The room was silent as people took in the words. Gish pointed to the bottom of the poster, which urged viewers to read more, share personal stories, perhaps get tested.
The final weeks were tense, as five concepts boiled down to two: “Dear Long Beach” and “Know More.” Students argued over typeface and built mock-ups of websites. They created examples of how their messages could be used on murals, T-shirts, stickers and social media.
They tested their ideas on Facebook and pitched them to people in bars. They wanted to be provocative, but not offend or discourage participation.
At 3 a.m., hours before final presentations, they were decorating ArtCenter bathrooms and hallways to show how their campaigns could work in public spaces. “If it was just a class, I don’t think we would have tried this hard,” said Sam Yen, from the “Know More” campaign.
When the big moment arrived, Gish held her breath.
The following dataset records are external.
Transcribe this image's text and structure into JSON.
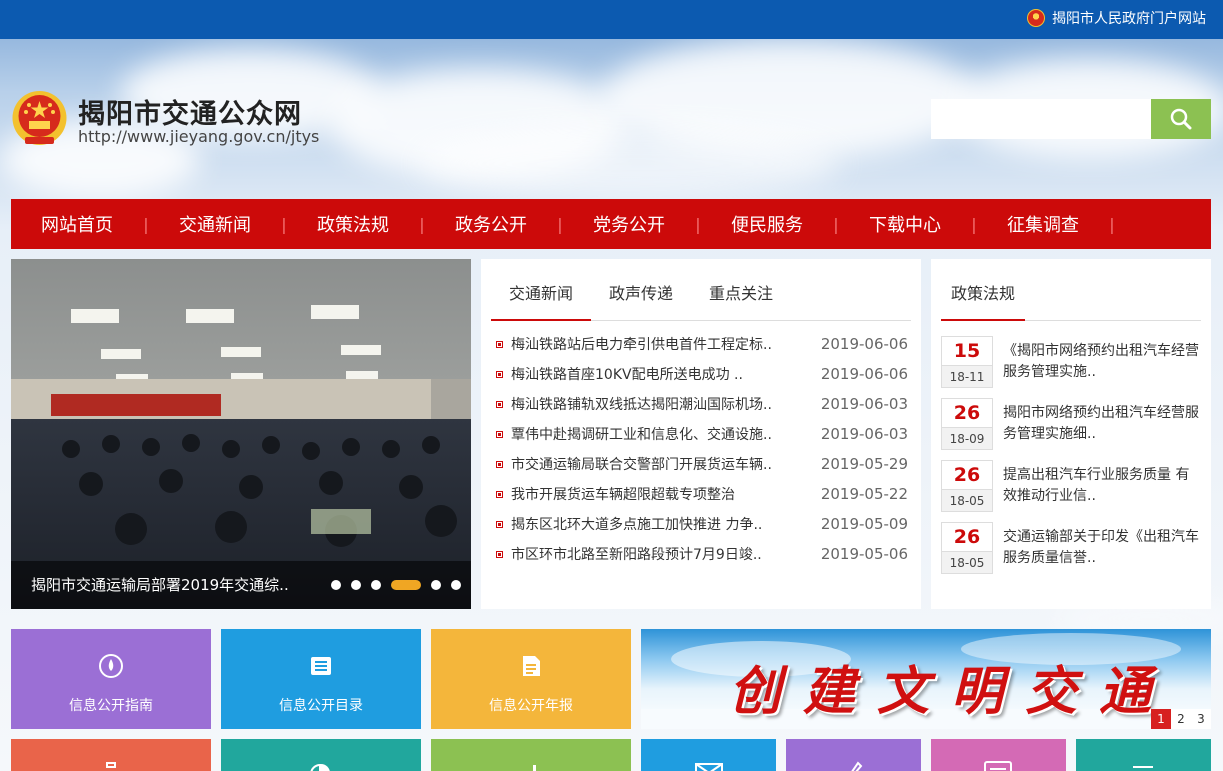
{
  "topbar": {
    "portal_link": "揭阳市人民政府门户网站"
  },
  "header": {
    "title": "揭阳市交通公众网",
    "url": "http://www.jieyang.gov.cn/jtys"
  },
  "search": {
    "placeholder": ""
  },
  "nav": [
    "网站首页",
    "交通新闻",
    "政策法规",
    "政务公开",
    "党务公开",
    "便民服务",
    "下载中心",
    "征集调查"
  ],
  "nav_separator": "|",
  "slider": {
    "caption": "揭阳市交通运输局部署2019年交通综..",
    "slide_count": 6,
    "active_index": 3
  },
  "news": {
    "tabs": [
      "交通新闻",
      "政声传递",
      "重点关注"
    ],
    "active_tab": 0,
    "items": [
      {
        "title": "梅汕铁路站后电力牵引供电首件工程定标..",
        "date": "2019-06-06"
      },
      {
        "title": "梅汕铁路首座10KV配电所送电成功 ..",
        "date": "2019-06-06"
      },
      {
        "title": "梅汕铁路铺轨双线抵达揭阳潮汕国际机场..",
        "date": "2019-06-03"
      },
      {
        "title": "覃伟中赴揭调研工业和信息化、交通设施..",
        "date": "2019-06-03"
      },
      {
        "title": "市交通运输局联合交警部门开展货运车辆..",
        "date": "2019-05-29"
      },
      {
        "title": "我市开展货运车辆超限超载专项整治",
        "date": "2019-05-22"
      },
      {
        "title": "揭东区北环大道多点施工加快推进 力争..",
        "date": "2019-05-09"
      },
      {
        "title": "市区环市北路至新阳路段预计7月9日竣..",
        "date": "2019-05-06"
      }
    ]
  },
  "policy": {
    "title": "政策法规",
    "items": [
      {
        "day": "15",
        "ym": "18-11",
        "text": "《揭阳市网络预约出租汽车经营服务管理实施.."
      },
      {
        "day": "26",
        "ym": "18-09",
        "text": "揭阳市网络预约出租汽车经营服务管理实施细.."
      },
      {
        "day": "26",
        "ym": "18-05",
        "text": "提高出租汽车行业服务质量 有效推动行业信.."
      },
      {
        "day": "26",
        "ym": "18-05",
        "text": "交通运输部关于印发《出租汽车服务质量信誉.."
      }
    ]
  },
  "tiles": [
    {
      "label": "信息公开指南",
      "color": "#9b6fd5",
      "icon": "compass-icon"
    },
    {
      "label": "信息公开目录",
      "color": "#1f9de0",
      "icon": "catalog-icon"
    },
    {
      "label": "信息公开年报",
      "color": "#f4b63b",
      "icon": "report-icon"
    }
  ],
  "small_tiles": [
    {
      "color": "#e9644a",
      "icon": "briefcase-icon"
    },
    {
      "color": "#21a79d",
      "icon": "pie-chart-icon"
    },
    {
      "color": "#8cc152",
      "icon": "chart-icon"
    },
    {
      "color": "#1f9de0",
      "icon": "mail-icon"
    },
    {
      "color": "#9b6fd5",
      "icon": "pen-icon"
    },
    {
      "color": "#d46ab5",
      "icon": "document-icon"
    },
    {
      "color": "#21a79d",
      "icon": "list-icon"
    }
  ],
  "banner": {
    "text": "创建文明交通",
    "pages": [
      "1",
      "2",
      "3"
    ],
    "active_page": 0
  },
  "colors": {
    "nav_red": "#cc0a0a",
    "topbar_blue": "#0c5ab0",
    "search_green": "#8cc152",
    "dot_orange": "#f0a623"
  }
}
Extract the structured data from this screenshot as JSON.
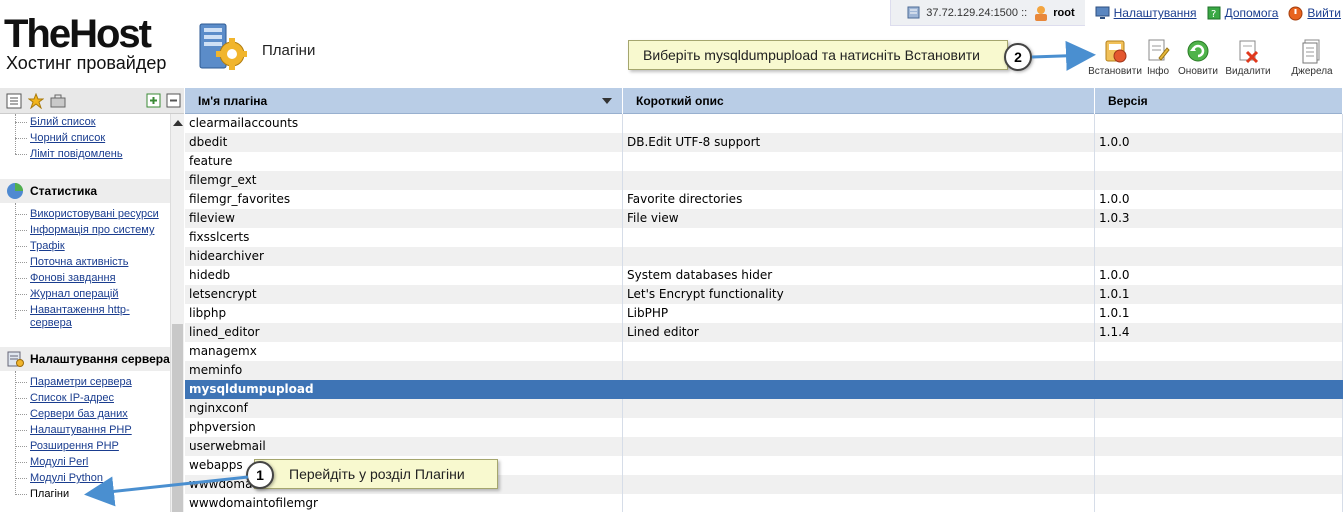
{
  "header": {
    "logo_brand": "TheHost",
    "logo_tagline": "Хостинг провайдер",
    "page_title": "Плагіни"
  },
  "topbar": {
    "server_ip": "37.72.129.24:1500 ::",
    "user": "root",
    "settings": "Налаштування",
    "help": "Допомога",
    "logout": "Вийти"
  },
  "toolbar": {
    "install": "Встановити",
    "info": "Інфо",
    "update": "Оновити",
    "delete": "Видалити",
    "sources": "Джерела"
  },
  "callouts": {
    "step1_number": "1",
    "step1_text": "Перейдіть у розділ Плагіни",
    "step2_number": "2",
    "step2_text": "Виберіть mysqldumpupload та натисніть Встановити"
  },
  "sidebar": {
    "top_links": [
      "Білий список",
      "Чорний список",
      "Ліміт повідомлень"
    ],
    "stats_title": "Статистика",
    "stats_links": [
      "Використовувані ресурси",
      "Інформація про систему",
      "Трафік",
      "Поточна активність",
      "Фонові завдання",
      "Журнал операцій",
      "Навантаження http-",
      "сервера"
    ],
    "server_title": "Налаштування сервера",
    "server_links": [
      "Параметри сервера",
      "Список IP-адрес",
      "Сервери баз даних",
      "Налаштування PHP",
      "Розширення PHP",
      "Модулі Perl",
      "Модулі Python",
      "Плагіни"
    ]
  },
  "table": {
    "columns": [
      "Ім'я плагіна",
      "Короткий опис",
      "Версія"
    ],
    "rows": [
      {
        "name": "clearmailaccounts",
        "desc": "",
        "ver": ""
      },
      {
        "name": "dbedit",
        "desc": "DB.Edit UTF-8 support",
        "ver": "1.0.0"
      },
      {
        "name": "feature",
        "desc": "",
        "ver": ""
      },
      {
        "name": "filemgr_ext",
        "desc": "",
        "ver": ""
      },
      {
        "name": "filemgr_favorites",
        "desc": "Favorite directories",
        "ver": "1.0.0"
      },
      {
        "name": "fileview",
        "desc": "File view",
        "ver": "1.0.3"
      },
      {
        "name": "fixsslcerts",
        "desc": "",
        "ver": ""
      },
      {
        "name": "hidearchiver",
        "desc": "",
        "ver": ""
      },
      {
        "name": "hidedb",
        "desc": "System databases hider",
        "ver": "1.0.0"
      },
      {
        "name": "letsencrypt",
        "desc": "Let's Encrypt functionality",
        "ver": "1.0.1"
      },
      {
        "name": "libphp",
        "desc": "LibPHP",
        "ver": "1.0.1"
      },
      {
        "name": "lined_editor",
        "desc": "Lined editor",
        "ver": "1.1.4"
      },
      {
        "name": "managemx",
        "desc": "",
        "ver": ""
      },
      {
        "name": "meminfo",
        "desc": "",
        "ver": ""
      },
      {
        "name": "mysqldumpupload",
        "desc": "",
        "ver": ""
      },
      {
        "name": "nginxconf",
        "desc": "",
        "ver": ""
      },
      {
        "name": "phpversion",
        "desc": "",
        "ver": ""
      },
      {
        "name": "userwebmail",
        "desc": "",
        "ver": ""
      },
      {
        "name": "webapps",
        "desc": "",
        "ver": ""
      },
      {
        "name": "wwwdomain",
        "desc": "",
        "ver": ""
      },
      {
        "name": "wwwdomaintofilemgr",
        "desc": "",
        "ver": ""
      }
    ],
    "selected_row": 14
  },
  "colors": {
    "header_bg": "#b9cde6",
    "selected_row": "#3e74b5",
    "link": "#1a3d8f",
    "callout_bg": "#f8f9cf",
    "annotation_arrow": "#4a8fd0"
  }
}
She watched the health officials snap photos of posters and put stickers on the backs of their phones.
Then it was her group’s turn to present the final version of “Dear Long Beach,” which used grainy black-and-white portraits of real people with illustrations artfully masking their identities.
“‘Dear Long Beach’ is an ode to the city. … It brings the raw, human experience back into an otherwise clinical topic,” Gish said. The goal is to leverage personal stories, remove the shame and empower more people in the community to share their stories and opt for healthier behavior.
The “Know More” campaign was edgier. Some of its posters appeared to be blank — but explained in light text only visible up close that STDs often have no symptoms. Others stressed the risks of hookup culture.
“Your boyfriend loves receiving oral sex from his co-worker, his Uber driver, the bartender, that girl in his math class, and you,” read one, which also bore a stark warning in one corner: “1 in 2 sexually active persons will contract an STD by the age of 25.”
“It’s very clever. It’s very hard-hitting,” said Kelly Colopy, the city’s health and human services director, who said she was amazed by the insight the group of artists and designers had gained.
She went back to her office, got a budget approved and hired an ArtCenter student to help fine-tune and roll out both concepts.
On her walls, once blank, she put up some of the work. No one else in health, she said, would have a campaign so fresh and with so much potential.